Write a method to replace all spaces with %20 in a String.(Note-Perform in place operation only.)

public void replaceSpaces(Char[] str, int length)

{

  int spaceCount=0;

  int newLength,i;

   for(i=0;i<lenght;i++)

   {

     if(str[i] == ' ')

      {

         spaceCount++;

      }

   }

  newLenght =newLength + spaceCount *2;

 str[newLength] = '\0' ;

 for( i=length -1; i>=0,i--)

 {

   if(str[i] == ' ')

   {

     str[newLength -1] = '0';

    str[newLength -2] = '2';

    str[newLength -3] = '%';

    newLength =newLength - 3 ;

   }

  else

  {

     str[newLength -1] = str[i] ;

     newLength =newLength - 1;

  }

 }

}

 Note: i have implemented this problem using character arrays because java string are immutable.if you will use string directly.this would require a new copy of the string but it would allow us  to implement this in just one pass.

How will you check,given two strings are permutation of the other.

Example:    "god"   permutation will be "dog" 

Solution:

 public String sort(String s)

 {

   char[] content = s.toCharArray();

   java.util.Arrays.sort(content);

   return new String(content);

 }

public boolean permutation(String s ,String t)

{

  if(s.lenght() ! = t.length())

 {

   return false;

 }

 return  sort(s).equals(sort(t));

}

Though this solution is not as optimal in some cases.
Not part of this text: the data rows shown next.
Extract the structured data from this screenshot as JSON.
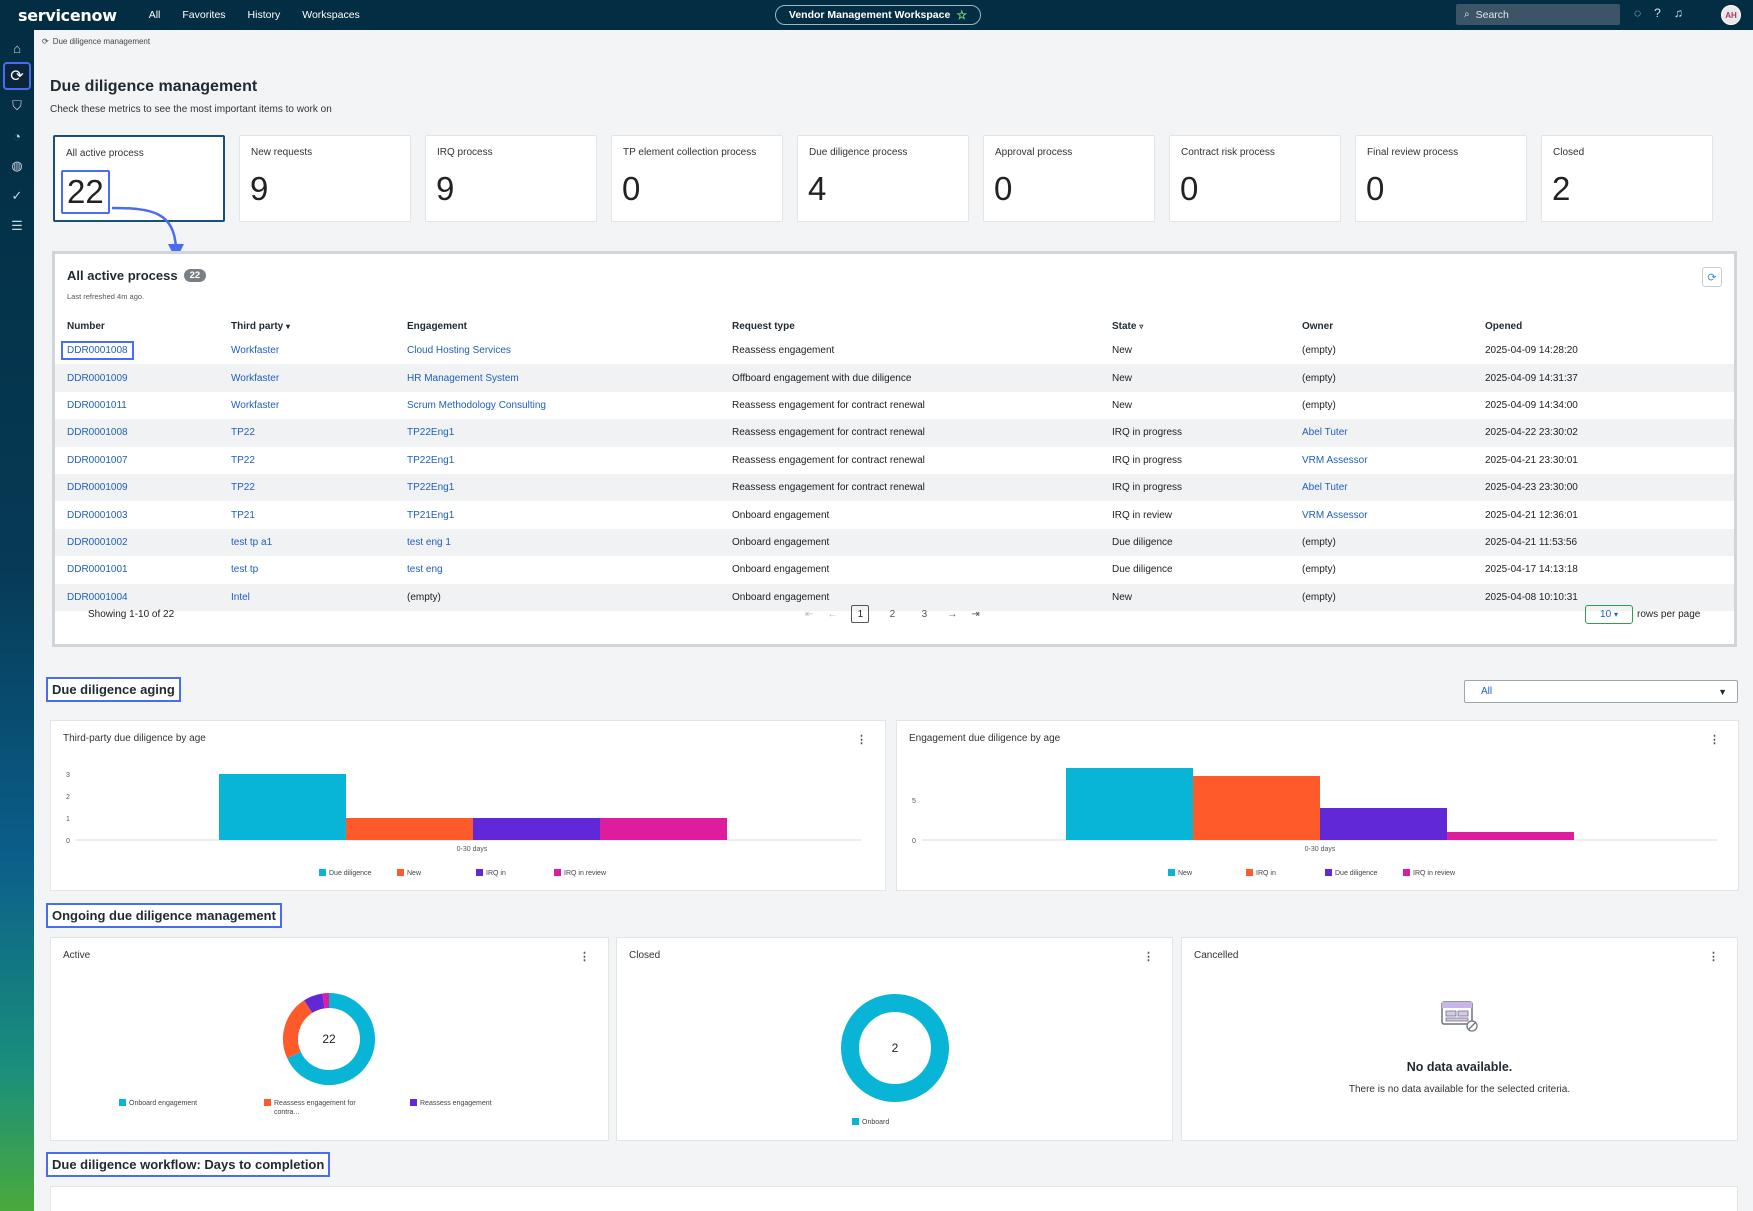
{
  "app": {
    "logo": "servicenow",
    "nav": [
      "All",
      "Favorites",
      "History",
      "Workspaces"
    ],
    "workspace_pill": "Vendor Management Workspace",
    "search_placeholder": "Search",
    "avatar_initials": "AH"
  },
  "breadcrumb": "Due diligence management",
  "page": {
    "title": "Due diligence management",
    "subtitle": "Check these metrics to see the most important items to work on"
  },
  "kpis": [
    {
      "label": "All active process",
      "value": "22"
    },
    {
      "label": "New requests",
      "value": "9"
    },
    {
      "label": "IRQ process",
      "value": "9"
    },
    {
      "label": "TP element collection process",
      "value": "0"
    },
    {
      "label": "Due diligence process",
      "value": "4"
    },
    {
      "label": "Approval process",
      "value": "0"
    },
    {
      "label": "Contract risk process",
      "value": "0"
    },
    {
      "label": "Final review process",
      "value": "0"
    },
    {
      "label": "Closed",
      "value": "2"
    }
  ],
  "table": {
    "title": "All active process",
    "count": "22",
    "refreshed": "Last refreshed 4m ago.",
    "columns": [
      "Number",
      "Third party",
      "Engagement",
      "Request type",
      "State",
      "Owner",
      "Opened"
    ],
    "rows": [
      [
        "DDR0001008",
        "Workfaster",
        "Cloud Hosting Services",
        "Reassess engagement",
        "New",
        "(empty)",
        "2025-04-09 14:28:20"
      ],
      [
        "DDR0001009",
        "Workfaster",
        "HR Management System",
        "Offboard engagement with due diligence",
        "New",
        "(empty)",
        "2025-04-09 14:31:37"
      ],
      [
        "DDR0001011",
        "Workfaster",
        "Scrum Methodology Consulting",
        "Reassess engagement for contract renewal",
        "New",
        "(empty)",
        "2025-04-09 14:34:00"
      ],
      [
        "DDR0001008",
        "TP22",
        "TP22Eng1",
        "Reassess engagement for contract renewal",
        "IRQ in progress",
        "Abel Tuter",
        "2025-04-22 23:30:02"
      ],
      [
        "DDR0001007",
        "TP22",
        "TP22Eng1",
        "Reassess engagement for contract renewal",
        "IRQ in progress",
        "VRM Assessor",
        "2025-04-21 23:30:01"
      ],
      [
        "DDR0001009",
        "TP22",
        "TP22Eng1",
        "Reassess engagement for contract renewal",
        "IRQ in progress",
        "Abel Tuter",
        "2025-04-23 23:30:00"
      ],
      [
        "DDR0001003",
        "TP21",
        "TP21Eng1",
        "Onboard engagement",
        "IRQ in review",
        "VRM Assessor",
        "2025-04-21 12:36:01"
      ],
      [
        "DDR0001002",
        "test tp a1",
        "test eng 1",
        "Onboard engagement",
        "Due diligence",
        "(empty)",
        "2025-04-21 11:53:56"
      ],
      [
        "DDR0001001",
        "test tp",
        "test eng",
        "Onboard engagement",
        "Due diligence",
        "(empty)",
        "2025-04-17 14:13:18"
      ],
      [
        "DDR0001004",
        "Intel",
        "(empty)",
        "Onboard engagement",
        "New",
        "(empty)",
        "2025-04-08 10:10:31"
      ]
    ],
    "showing": "Showing 1-10 of 22",
    "pages": [
      "1",
      "2",
      "3"
    ],
    "current_page": "1",
    "rows_per_page": "10",
    "rows_per_page_label": "rows per page"
  },
  "sections": {
    "aging": "Due diligence aging",
    "ongoing": "Ongoing due diligence management",
    "workflow": "Due diligence workflow: Days to completion"
  },
  "aging_filter": "All",
  "colors": {
    "cyan": "#08b5d7",
    "orange": "#ff5a29",
    "purple": "#6128d8",
    "magenta": "#dd1d9e",
    "accent": "#4a6cf0",
    "link": "#1e5fbf"
  },
  "chart_data": [
    {
      "type": "bar",
      "title": "Third-party due diligence by age",
      "categories": [
        "0-30 days"
      ],
      "series": [
        {
          "name": "Due diligence",
          "values": [
            3
          ]
        },
        {
          "name": "New",
          "values": [
            1
          ]
        },
        {
          "name": "IRQ in",
          "values": [
            1
          ]
        },
        {
          "name": "IRQ in review",
          "values": [
            1
          ]
        }
      ],
      "ylim": [
        0,
        3
      ],
      "yticks": [
        "0",
        "1",
        "2",
        "3"
      ],
      "legend": "bottom"
    },
    {
      "type": "bar",
      "title": "Engagement due diligence by age",
      "categories": [
        "0-30 days"
      ],
      "series": [
        {
          "name": "New",
          "values": [
            9
          ]
        },
        {
          "name": "IRQ in",
          "values": [
            8
          ]
        },
        {
          "name": "Due diligence",
          "values": [
            4
          ]
        },
        {
          "name": "IRQ in review",
          "values": [
            1
          ]
        }
      ],
      "ylim": [
        0,
        9
      ],
      "yticks": [
        "0",
        "5"
      ],
      "legend": "bottom"
    },
    {
      "type": "pie",
      "title": "Active",
      "center_label": "22",
      "slices": [
        {
          "name": "Onboard engagement",
          "value": 15
        },
        {
          "name": "Reassess engagement for contra...",
          "value": 5
        },
        {
          "name": "Reassess engagement",
          "value": 1.5
        },
        {
          "name": "",
          "value": 0.5
        }
      ],
      "legend": "bottom"
    },
    {
      "type": "pie",
      "title": "Closed",
      "center_label": "2",
      "slices": [
        {
          "name": "Onboard",
          "value": 2
        }
      ],
      "legend": "bottom"
    }
  ],
  "cancelled_card": {
    "title": "Cancelled",
    "nodata_title": "No data available.",
    "nodata_sub": "There is no data available for the selected criteria."
  }
}
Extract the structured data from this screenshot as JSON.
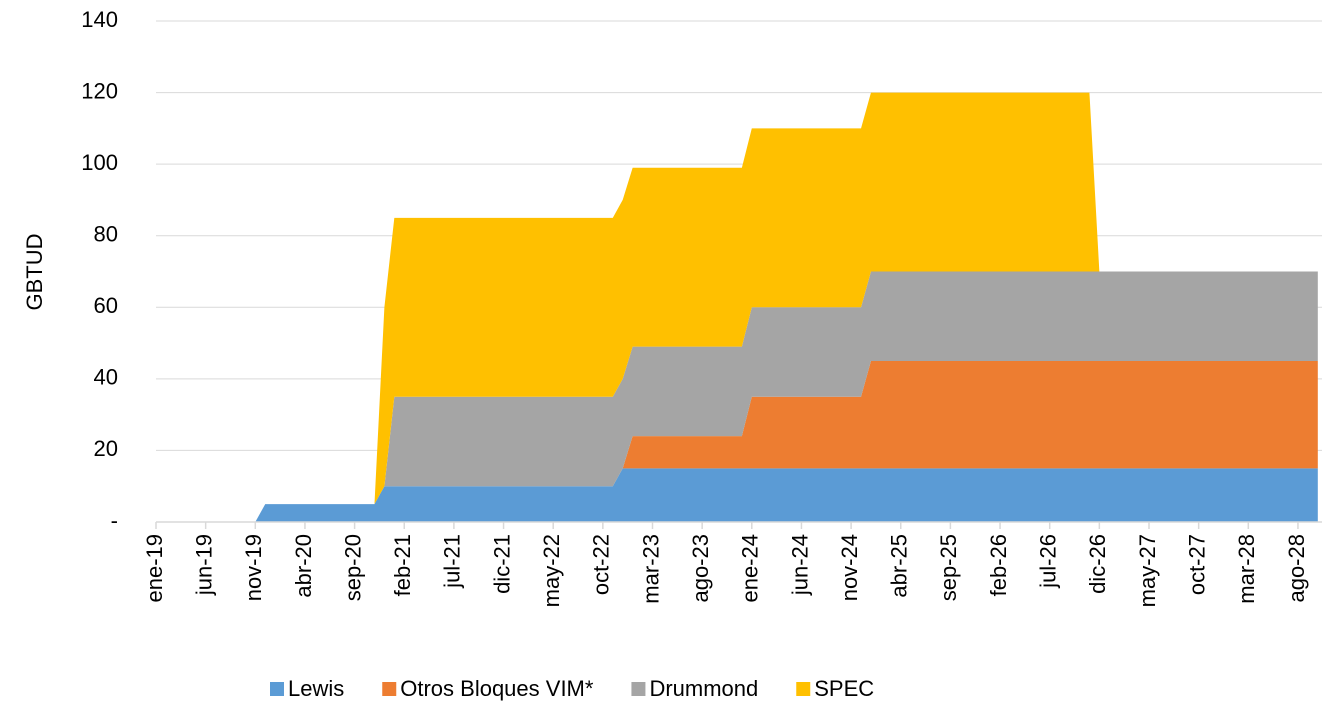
{
  "chart_data": {
    "type": "stacked_area",
    "y_label": "GBTUD",
    "categories": [
      "ene-19",
      null,
      null,
      null,
      null,
      "jun-19",
      null,
      null,
      null,
      null,
      "nov-19",
      null,
      null,
      null,
      null,
      "abr-20",
      null,
      null,
      null,
      null,
      "sep-20",
      null,
      null,
      null,
      null,
      "feb-21",
      null,
      null,
      null,
      null,
      "jul-21",
      null,
      null,
      null,
      null,
      "dic-21",
      null,
      null,
      null,
      null,
      "may-22",
      null,
      null,
      null,
      null,
      "oct-22",
      null,
      null,
      null,
      null,
      "mar-23",
      null,
      null,
      null,
      null,
      "ago-23",
      null,
      null,
      null,
      null,
      "ene-24",
      null,
      null,
      null,
      null,
      "jun-24",
      null,
      null,
      null,
      null,
      "nov-24",
      null,
      null,
      null,
      null,
      "abr-25",
      null,
      null,
      null,
      null,
      "sep-25",
      null,
      null,
      null,
      null,
      "feb-26",
      null,
      null,
      null,
      null,
      "jul-26",
      null,
      null,
      null,
      null,
      "dic-26",
      null,
      null,
      null,
      null,
      "may-27",
      null,
      null,
      null,
      null,
      "oct-27",
      null,
      null,
      null,
      null,
      "mar-28",
      null,
      null,
      null,
      null,
      "ago-28",
      null,
      null
    ],
    "series": [
      {
        "name": "Lewis",
        "color": "#5b9bd5",
        "values": [
          0,
          0,
          0,
          0,
          0,
          0,
          0,
          0,
          0,
          0,
          0,
          5,
          5,
          5,
          5,
          5,
          5,
          5,
          5,
          5,
          5,
          5,
          5,
          10,
          10,
          10,
          10,
          10,
          10,
          10,
          10,
          10,
          10,
          10,
          10,
          10,
          10,
          10,
          10,
          10,
          10,
          10,
          10,
          10,
          10,
          10,
          10,
          15,
          15,
          15,
          15,
          15,
          15,
          15,
          15,
          15,
          15,
          15,
          15,
          15,
          15,
          15,
          15,
          15,
          15,
          15,
          15,
          15,
          15,
          15,
          15,
          15,
          15,
          15,
          15,
          15,
          15,
          15,
          15,
          15,
          15,
          15,
          15,
          15,
          15,
          15,
          15,
          15,
          15,
          15,
          15,
          15,
          15,
          15,
          15,
          15,
          15,
          15,
          15,
          15,
          15,
          15,
          15,
          15,
          15,
          15,
          15,
          15,
          15,
          15,
          15,
          15,
          15,
          15,
          15,
          15,
          15,
          15
        ]
      },
      {
        "name": "Otros Bloques VIM*",
        "color": "#ed7d31",
        "values": [
          0,
          0,
          0,
          0,
          0,
          0,
          0,
          0,
          0,
          0,
          0,
          0,
          0,
          0,
          0,
          0,
          0,
          0,
          0,
          0,
          0,
          0,
          0,
          0,
          0,
          0,
          0,
          0,
          0,
          0,
          0,
          0,
          0,
          0,
          0,
          0,
          0,
          0,
          0,
          0,
          0,
          0,
          0,
          0,
          0,
          0,
          0,
          0,
          9,
          9,
          9,
          9,
          9,
          9,
          9,
          9,
          9,
          9,
          9,
          9,
          20,
          20,
          20,
          20,
          20,
          20,
          20,
          20,
          20,
          20,
          20,
          20,
          30,
          30,
          30,
          30,
          30,
          30,
          30,
          30,
          30,
          30,
          30,
          30,
          30,
          30,
          30,
          30,
          30,
          30,
          30,
          30,
          30,
          30,
          30,
          30,
          30,
          30,
          30,
          30,
          30,
          30,
          30,
          30,
          30,
          30,
          30,
          30,
          30,
          30,
          30,
          30,
          30,
          30,
          30,
          30,
          30,
          30
        ]
      },
      {
        "name": "Drummond",
        "color": "#a5a5a5",
        "values": [
          0,
          0,
          0,
          0,
          0,
          0,
          0,
          0,
          0,
          0,
          0,
          0,
          0,
          0,
          0,
          0,
          0,
          0,
          0,
          0,
          0,
          0,
          0,
          0,
          25,
          25,
          25,
          25,
          25,
          25,
          25,
          25,
          25,
          25,
          25,
          25,
          25,
          25,
          25,
          25,
          25,
          25,
          25,
          25,
          25,
          25,
          25,
          25,
          25,
          25,
          25,
          25,
          25,
          25,
          25,
          25,
          25,
          25,
          25,
          25,
          25,
          25,
          25,
          25,
          25,
          25,
          25,
          25,
          25,
          25,
          25,
          25,
          25,
          25,
          25,
          25,
          25,
          25,
          25,
          25,
          25,
          25,
          25,
          25,
          25,
          25,
          25,
          25,
          25,
          25,
          25,
          25,
          25,
          25,
          25,
          25,
          25,
          25,
          25,
          25,
          25,
          25,
          25,
          25,
          25,
          25,
          25,
          25,
          25,
          25,
          25,
          25,
          25,
          25,
          25,
          25,
          25,
          25
        ]
      },
      {
        "name": "SPEC",
        "color": "#ffc000",
        "values": [
          0,
          0,
          0,
          0,
          0,
          0,
          0,
          0,
          0,
          0,
          0,
          0,
          0,
          0,
          0,
          0,
          0,
          0,
          0,
          0,
          0,
          0,
          0,
          50,
          50,
          50,
          50,
          50,
          50,
          50,
          50,
          50,
          50,
          50,
          50,
          50,
          50,
          50,
          50,
          50,
          50,
          50,
          50,
          50,
          50,
          50,
          50,
          50,
          50,
          50,
          50,
          50,
          50,
          50,
          50,
          50,
          50,
          50,
          50,
          50,
          50,
          50,
          50,
          50,
          50,
          50,
          50,
          50,
          50,
          50,
          50,
          50,
          50,
          50,
          50,
          50,
          50,
          50,
          50,
          50,
          50,
          50,
          50,
          50,
          50,
          50,
          50,
          50,
          50,
          50,
          50,
          50,
          50,
          50,
          50,
          0,
          0,
          0,
          0,
          0,
          0,
          0,
          0,
          0,
          0,
          0,
          0,
          0,
          0,
          0,
          0,
          0,
          0,
          0,
          0,
          0,
          0,
          0
        ]
      }
    ],
    "ylim": [
      0,
      140
    ],
    "yticks": [
      {
        "value": 0,
        "label": "-"
      },
      20,
      40,
      60,
      80,
      100,
      120,
      140
    ],
    "grid": true,
    "legend": "bottom"
  }
}
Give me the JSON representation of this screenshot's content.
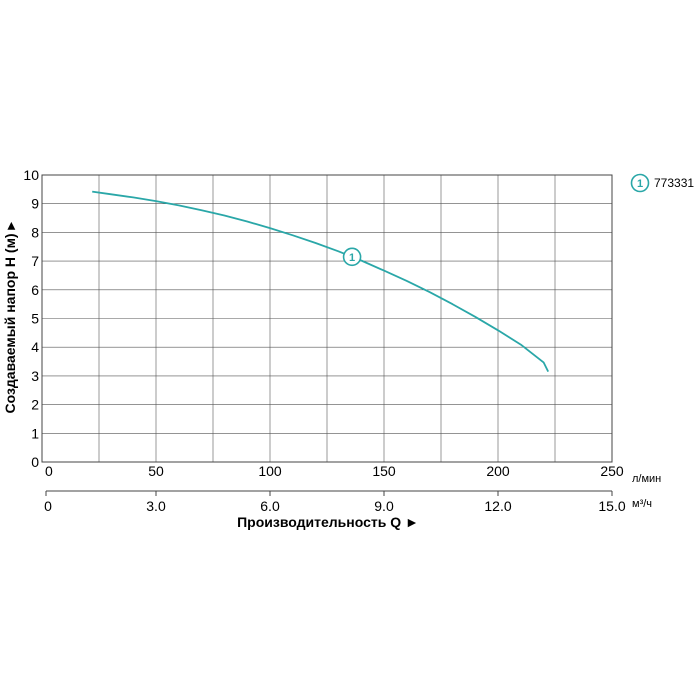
{
  "chart_data": {
    "type": "line",
    "title": "",
    "ylabel": "Создаваемый напор H (м) ▸",
    "xlabel": "Производительность Q ►",
    "x_unit_primary": "л/мин",
    "x_unit_secondary": "м³/ч",
    "xlim": [
      0,
      250
    ],
    "ylim": [
      0,
      10
    ],
    "grid": true,
    "y_ticks": [
      "0",
      "1",
      "2",
      "3",
      "4",
      "5",
      "6",
      "7",
      "8",
      "9",
      "10"
    ],
    "x_ticks_primary": [
      "0",
      "50",
      "100",
      "150",
      "200",
      "250"
    ],
    "x_ticks_primary_values": [
      0,
      50,
      100,
      150,
      200,
      250
    ],
    "x_ticks_secondary": [
      "0",
      "3.0",
      "6.0",
      "9.0",
      "12.0",
      "15.0"
    ],
    "x_ticks_secondary_values": [
      0,
      50,
      100,
      150,
      200,
      250
    ],
    "x_grid_values": [
      0,
      25,
      50,
      75,
      100,
      125,
      150,
      175,
      200,
      225,
      250
    ],
    "series": [
      {
        "name": "773331",
        "marker_label": "1",
        "color": "#2aa7a8",
        "x": [
          22,
          30,
          40,
          50,
          60,
          70,
          80,
          90,
          100,
          110,
          120,
          130,
          140,
          150,
          160,
          170,
          180,
          190,
          200,
          210,
          220,
          222
        ],
        "y": [
          9.42,
          9.33,
          9.22,
          9.09,
          8.94,
          8.77,
          8.59,
          8.38,
          8.15,
          7.9,
          7.63,
          7.34,
          7.02,
          6.67,
          6.31,
          5.92,
          5.5,
          5.06,
          4.59,
          4.09,
          3.47,
          3.15
        ]
      }
    ]
  }
}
Programming Questions on String and its Best Solution with its complexity

Question: Write an algorithm to find if a string has all unique characters.what if you cannot use additional data-structure?.

Solution: i will write only method(Algorithm).

public boolean isUniqueChar(String str)

{

   if(str.lenght() > 256)

    return false;

 boolean[] char_set = new boolean[256];

 for(int a=0; str.length(); a++)

  {

    int val = str.charAt(a);

    if(char_set[val])

    {

       return false;   // because alredy found this char instring

    }

     char_set[val] = true;

  }

  return true;

}

Explanation:

 Time Complexity for this code is o(n) where  n=length of the string.

  Space complexity =o(1)

Again once question here,Can we reduce the space complexity? if yes then how?

Solution: yes we can reduce the space complexity using a bit vector.